Filling factor, $~F,~$ is a quantity measuring the efficiency of absorption of pump in the core of a double-clad fiber.

==Definition==

Estimates of the pump efficiency in a double-clad fiber with $F=0.8$ (blue) and $F=0.9$ (red), discussed in
compared to the results of the ray tracing simulations(black curves).

The efficiency of absorption of pumping energy in the fiber is an important parameter of a double-clad fiber laser. In many cases this efficiency can be approximated with
$1- \exp\left( - F \frac{\pi r^2}{S}\alpha L \right) ,$
where
$~S~$ is the cross-sectional area of the cladding
$~r~$ is the radius of the core (which is taken to be circular)
$~\alpha~$ is the absorption coefficient of pump light in the core
$~L~$ is the length of the double-clad fiber, and
$~F~$ is a dimensionless adjusting parameter, which is sometimes called the "filling factor"; $~0<F<1~$.
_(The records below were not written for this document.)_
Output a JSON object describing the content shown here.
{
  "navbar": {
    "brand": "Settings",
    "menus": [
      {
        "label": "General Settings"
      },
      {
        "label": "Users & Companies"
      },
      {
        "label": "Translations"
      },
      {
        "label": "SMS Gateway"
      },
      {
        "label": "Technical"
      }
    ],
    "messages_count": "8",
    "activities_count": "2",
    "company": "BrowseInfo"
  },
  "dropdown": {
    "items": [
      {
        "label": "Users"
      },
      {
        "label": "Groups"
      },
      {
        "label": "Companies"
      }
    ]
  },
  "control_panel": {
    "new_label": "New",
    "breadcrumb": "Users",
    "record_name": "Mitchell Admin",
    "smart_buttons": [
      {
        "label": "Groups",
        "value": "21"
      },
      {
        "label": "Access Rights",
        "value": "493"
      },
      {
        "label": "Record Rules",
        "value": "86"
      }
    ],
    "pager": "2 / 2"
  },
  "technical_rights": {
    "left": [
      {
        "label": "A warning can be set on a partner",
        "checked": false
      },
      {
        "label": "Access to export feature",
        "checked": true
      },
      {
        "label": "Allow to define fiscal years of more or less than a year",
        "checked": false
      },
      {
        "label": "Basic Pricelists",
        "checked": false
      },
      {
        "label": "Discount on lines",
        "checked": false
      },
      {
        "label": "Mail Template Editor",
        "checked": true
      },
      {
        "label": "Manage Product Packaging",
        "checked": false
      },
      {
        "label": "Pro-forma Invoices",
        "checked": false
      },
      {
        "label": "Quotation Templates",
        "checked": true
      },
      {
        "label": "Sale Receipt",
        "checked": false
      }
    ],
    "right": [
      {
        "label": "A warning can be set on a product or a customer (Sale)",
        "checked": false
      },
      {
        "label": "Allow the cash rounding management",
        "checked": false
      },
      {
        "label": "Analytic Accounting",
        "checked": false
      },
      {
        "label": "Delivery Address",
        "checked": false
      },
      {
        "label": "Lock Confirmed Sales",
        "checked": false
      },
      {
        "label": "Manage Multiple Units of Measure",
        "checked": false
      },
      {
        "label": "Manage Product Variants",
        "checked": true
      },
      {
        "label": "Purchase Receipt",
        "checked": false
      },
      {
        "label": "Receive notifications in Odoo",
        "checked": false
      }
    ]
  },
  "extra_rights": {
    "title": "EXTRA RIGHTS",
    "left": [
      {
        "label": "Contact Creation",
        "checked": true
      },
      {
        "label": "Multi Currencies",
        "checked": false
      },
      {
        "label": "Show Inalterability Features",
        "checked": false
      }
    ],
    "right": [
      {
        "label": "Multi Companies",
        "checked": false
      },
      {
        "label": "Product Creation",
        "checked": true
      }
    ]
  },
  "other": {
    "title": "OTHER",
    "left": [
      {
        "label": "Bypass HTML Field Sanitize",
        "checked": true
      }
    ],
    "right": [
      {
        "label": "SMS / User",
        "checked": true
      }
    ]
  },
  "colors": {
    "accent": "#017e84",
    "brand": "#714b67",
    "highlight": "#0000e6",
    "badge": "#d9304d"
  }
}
The filling factor may depend on the initial distribution of the pump light, the shape of the cladding, and the position of the core within it.

==Application==
The large (close to unity) filling factor is important in double-clad amplifiers; it allows them to reduce the requirements for the brightness of the pump and to reduce the length of the fiber laser. Such a reduction is especially important for the power scaling of various nonlinear processes, and contributions of stimulated scattering to the degradation of signal. Use of the filling factor for the estimate of the efficiency of absorption of the pump in fiber lasers allows quick estimates without performing complicated numerical simulations.